パッケージ・アプリケーションのカスタマイズが増える要因

 同社が2023年6月に国内の組織を対象に実施した調査では、ERPパッケージのカスタマイズ率を20%未満に抑えている企業は33%で、27%が過半数の機能にカスタマイズを行っていることが明らかになっているという。
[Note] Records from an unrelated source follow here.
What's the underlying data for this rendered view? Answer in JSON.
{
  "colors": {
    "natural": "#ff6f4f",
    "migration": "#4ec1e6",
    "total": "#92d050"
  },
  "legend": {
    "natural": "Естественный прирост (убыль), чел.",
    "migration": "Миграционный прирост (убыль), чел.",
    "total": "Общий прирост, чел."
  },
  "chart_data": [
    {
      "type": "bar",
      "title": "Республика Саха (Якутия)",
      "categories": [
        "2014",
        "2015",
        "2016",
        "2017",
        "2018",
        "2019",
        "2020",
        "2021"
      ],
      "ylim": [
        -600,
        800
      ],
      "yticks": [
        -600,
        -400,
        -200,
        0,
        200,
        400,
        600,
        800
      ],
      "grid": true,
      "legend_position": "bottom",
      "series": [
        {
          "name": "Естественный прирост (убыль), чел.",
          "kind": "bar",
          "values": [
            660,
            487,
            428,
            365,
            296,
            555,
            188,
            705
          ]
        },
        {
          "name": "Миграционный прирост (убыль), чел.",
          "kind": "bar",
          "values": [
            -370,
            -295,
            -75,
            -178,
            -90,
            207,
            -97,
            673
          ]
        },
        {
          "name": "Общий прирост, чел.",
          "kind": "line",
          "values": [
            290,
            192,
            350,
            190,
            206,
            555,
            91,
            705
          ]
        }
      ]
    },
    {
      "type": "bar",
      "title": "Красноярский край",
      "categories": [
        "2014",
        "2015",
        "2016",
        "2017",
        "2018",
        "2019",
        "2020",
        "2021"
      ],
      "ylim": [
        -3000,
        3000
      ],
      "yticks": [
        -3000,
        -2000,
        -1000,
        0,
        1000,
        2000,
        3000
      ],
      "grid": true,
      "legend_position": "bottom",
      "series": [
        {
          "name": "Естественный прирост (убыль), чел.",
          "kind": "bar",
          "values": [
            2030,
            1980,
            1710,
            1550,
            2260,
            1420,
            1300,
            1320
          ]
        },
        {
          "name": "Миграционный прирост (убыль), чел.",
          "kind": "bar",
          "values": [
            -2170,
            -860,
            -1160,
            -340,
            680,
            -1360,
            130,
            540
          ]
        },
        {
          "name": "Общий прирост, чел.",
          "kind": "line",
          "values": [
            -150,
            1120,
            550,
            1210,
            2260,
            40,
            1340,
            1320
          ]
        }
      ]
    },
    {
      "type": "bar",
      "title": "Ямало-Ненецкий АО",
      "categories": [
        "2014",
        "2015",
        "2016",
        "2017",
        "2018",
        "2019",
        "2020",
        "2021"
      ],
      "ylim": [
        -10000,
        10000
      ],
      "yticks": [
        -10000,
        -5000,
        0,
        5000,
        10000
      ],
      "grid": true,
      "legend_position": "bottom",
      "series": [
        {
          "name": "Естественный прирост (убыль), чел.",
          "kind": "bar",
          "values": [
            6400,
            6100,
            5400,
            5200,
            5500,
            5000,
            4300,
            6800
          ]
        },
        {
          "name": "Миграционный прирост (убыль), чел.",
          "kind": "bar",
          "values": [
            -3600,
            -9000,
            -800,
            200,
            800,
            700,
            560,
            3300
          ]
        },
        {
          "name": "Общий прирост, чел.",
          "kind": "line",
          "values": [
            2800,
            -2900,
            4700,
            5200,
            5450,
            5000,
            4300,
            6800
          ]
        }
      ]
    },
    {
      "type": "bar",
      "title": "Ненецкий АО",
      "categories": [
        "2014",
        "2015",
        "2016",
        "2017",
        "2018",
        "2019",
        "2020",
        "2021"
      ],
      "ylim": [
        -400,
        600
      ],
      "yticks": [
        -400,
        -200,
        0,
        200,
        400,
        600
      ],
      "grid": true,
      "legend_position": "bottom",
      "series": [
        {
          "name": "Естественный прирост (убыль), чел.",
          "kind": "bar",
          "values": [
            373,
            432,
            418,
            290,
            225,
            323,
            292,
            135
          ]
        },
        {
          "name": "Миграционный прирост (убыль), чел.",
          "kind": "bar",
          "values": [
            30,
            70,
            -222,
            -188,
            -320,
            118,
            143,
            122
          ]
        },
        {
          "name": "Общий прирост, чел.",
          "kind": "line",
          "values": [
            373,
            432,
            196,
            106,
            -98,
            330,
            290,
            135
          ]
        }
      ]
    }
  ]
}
過度なカスタマイズを行う企業では、運用コストの高止まり、バージョンアップ時の負担の増大など、カスタマイズに起因する課題に頭を悩ませているという。

 カスタマイズが増える要因には、ビジネス部門はIT部門に、そしてIT部門は外部委託先に、現行業務や機能の再現などの要求をそっくりそのまま任せてしまう、いわゆる丸投げの姿勢があるとGartnerは推察している。

 近年は、ビジネス変化に即応するために、簡易的な機能拡張などのパッケージ・アプリケーション開発の一部工程で内製化に挑戦する動きが見られるが、丸投げ体質を改めないまま内製化を進めると、統制の取れないカスタマイズや機能拡張が繰り返され、技術的負債が積み上がる恐れもあるとしている。

 本好氏は次のように述べている。

 「従来の丸投げ体質を転換し、ビジネスとITのメンバーが共に課題解決に取り組む体制を構築できる企業では、カスタマイズを減らすことでパッケージ・アプリケーションの利用コストを抑えつつ、タイムリーに新機能を活用してビジネス価値を実現しやすくなります。そのためには、ビジネス部門とIT部門のフュージョン・チームを編成し、プロダクト・オーナーを担うことができるビジネス人材の育成を推進することが重要になります」

 2027年にかけて、ERPをはじめとするパッケージ・アプリケーション導入の内製化において丸投げ体質から脱却した企業は、カスタマイズを20%未満に抑えることができるとGartnerは推測している。